One of those children is Jami Talbot's 5-year-old son, Tyler (pictured below), who is at Wolfson Children's Hospital, being treated for epilepsy. Talbot said medical marijuana is the only thing that has kept Tyler's seizures at bay, and she called the new law "life changing."

“It’s been long overdue," Talbot said. "This is going to help so many children, not just Tyler. Its going to help kids with cancer, kids with epilepsy. It’s going to be amazing, and I can’t wait to see what it does for him.”

The new law makes it legal to dispense to certain patients strains of marijuana with low amounts of THC and high amounts of cannabidiol, or CBD, which is used to treat seizures.

Tyler was diagnosed with epilepsy last year. He's had two surgeries and has been cycled through seven different high-powered medications. On Monday, he was in an uncomfortably familiar place — back in the hospital after a series of seizures.

"We don’t know if it will spike back up, so we don’t know what will happen," Talbot said. "It’s very nerve-wracking. I’m scared every day that we’re going to have the big one, and it’s going to land us in the hospital for another six, seven, eight weeks.”

Physicians will be allowed to start dispensing the marijuana strain in January. Doctors and those seeking to receive the medical marijuana will be registered into a state-run "compassionate use registry." Physicians can be charged with a crime if they dispense the drug to someone who is not an eligible patient.

Patients would not smoke the Charlotte's Web strain of marijuana. It's processed into an extract that's administered like an oil that's dropped on the tongue.

“It’s very life changing," Talbot said. "It’s going to be wonderful for (Tyler). He’s going to get to play and go outside, and I won’t have to worry about him falling and hitting his head or riding his bike. Taking him to the pool is going to be amazing.”

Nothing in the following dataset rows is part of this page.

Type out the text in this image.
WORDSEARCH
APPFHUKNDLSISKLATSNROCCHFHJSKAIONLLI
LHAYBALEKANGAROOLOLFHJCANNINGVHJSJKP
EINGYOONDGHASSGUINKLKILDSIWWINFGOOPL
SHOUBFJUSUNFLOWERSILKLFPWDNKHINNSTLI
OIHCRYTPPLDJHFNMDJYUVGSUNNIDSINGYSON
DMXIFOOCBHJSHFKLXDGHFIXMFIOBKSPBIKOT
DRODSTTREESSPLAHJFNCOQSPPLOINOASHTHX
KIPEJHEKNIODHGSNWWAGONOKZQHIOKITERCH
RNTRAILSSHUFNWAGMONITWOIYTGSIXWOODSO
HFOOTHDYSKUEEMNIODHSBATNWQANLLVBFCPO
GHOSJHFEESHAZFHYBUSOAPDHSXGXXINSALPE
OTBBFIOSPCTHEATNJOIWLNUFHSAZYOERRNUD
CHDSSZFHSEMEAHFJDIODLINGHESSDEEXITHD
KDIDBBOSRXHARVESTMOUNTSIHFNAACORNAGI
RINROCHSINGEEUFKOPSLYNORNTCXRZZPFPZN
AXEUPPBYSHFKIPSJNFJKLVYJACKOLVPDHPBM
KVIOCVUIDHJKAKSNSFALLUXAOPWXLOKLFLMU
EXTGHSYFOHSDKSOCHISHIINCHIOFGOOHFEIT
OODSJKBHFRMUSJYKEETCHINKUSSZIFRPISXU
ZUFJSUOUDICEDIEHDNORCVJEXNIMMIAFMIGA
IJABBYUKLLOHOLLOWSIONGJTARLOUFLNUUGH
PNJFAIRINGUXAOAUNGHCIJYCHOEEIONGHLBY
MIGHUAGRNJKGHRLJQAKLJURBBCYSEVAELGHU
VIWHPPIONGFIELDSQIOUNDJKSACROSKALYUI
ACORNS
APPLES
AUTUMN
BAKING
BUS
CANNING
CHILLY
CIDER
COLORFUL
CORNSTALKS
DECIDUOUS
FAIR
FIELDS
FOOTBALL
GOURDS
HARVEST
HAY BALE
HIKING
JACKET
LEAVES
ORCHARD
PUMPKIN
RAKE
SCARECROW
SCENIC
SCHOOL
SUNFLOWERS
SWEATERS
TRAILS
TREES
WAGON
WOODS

In January, the local group Drug Free Duval told Channel 4 it doesn't oppose medical marijuana but had concerns about language in the Charlotte's Web law that could potentially lead to abuse.

“We see the vast majority of people that became licensees, that are allowed to have medical marijuana, they're not folks who have debilitating diseases, and we're worried about that,” Drug Free Duval Executive Director Susan Pitman said in January.

With an estimated 125,000 children in Florida suffering from severe epilepsy, the limited door for using medical marijuana is something Tyler's doctor will be monitoring in the weeks and months ahead.

"He said that we’d talk about it further when we came into the clinic in a few weeks and see how we could integrate this," Talbot said.
    
Scott's decision to sign the bill comes while a campaign is underway to pass a state constitutional amendment that would allow medical marijuana to anyone with a "debilitating medical condition," including cancer, glaucoma, Parkinson's disease or any condition in which a physician believes the drug would outweigh any potential health risks.

Opponents contend that the wording of Amendment 2 would allow virtually anyone to get access to marijuana, although supporters say that isn't true. Scott and other Republicans are opposed to the measure.
    
But Ben Pollara, campaign manager for the group supporting the amendment, praised Scott for signing the Charlotte's Web bill into law.
    
"He is joining the ranks of the millions of Floridians who agree on one indisputable fact: marijuana is medicine," Pollara said in a statement.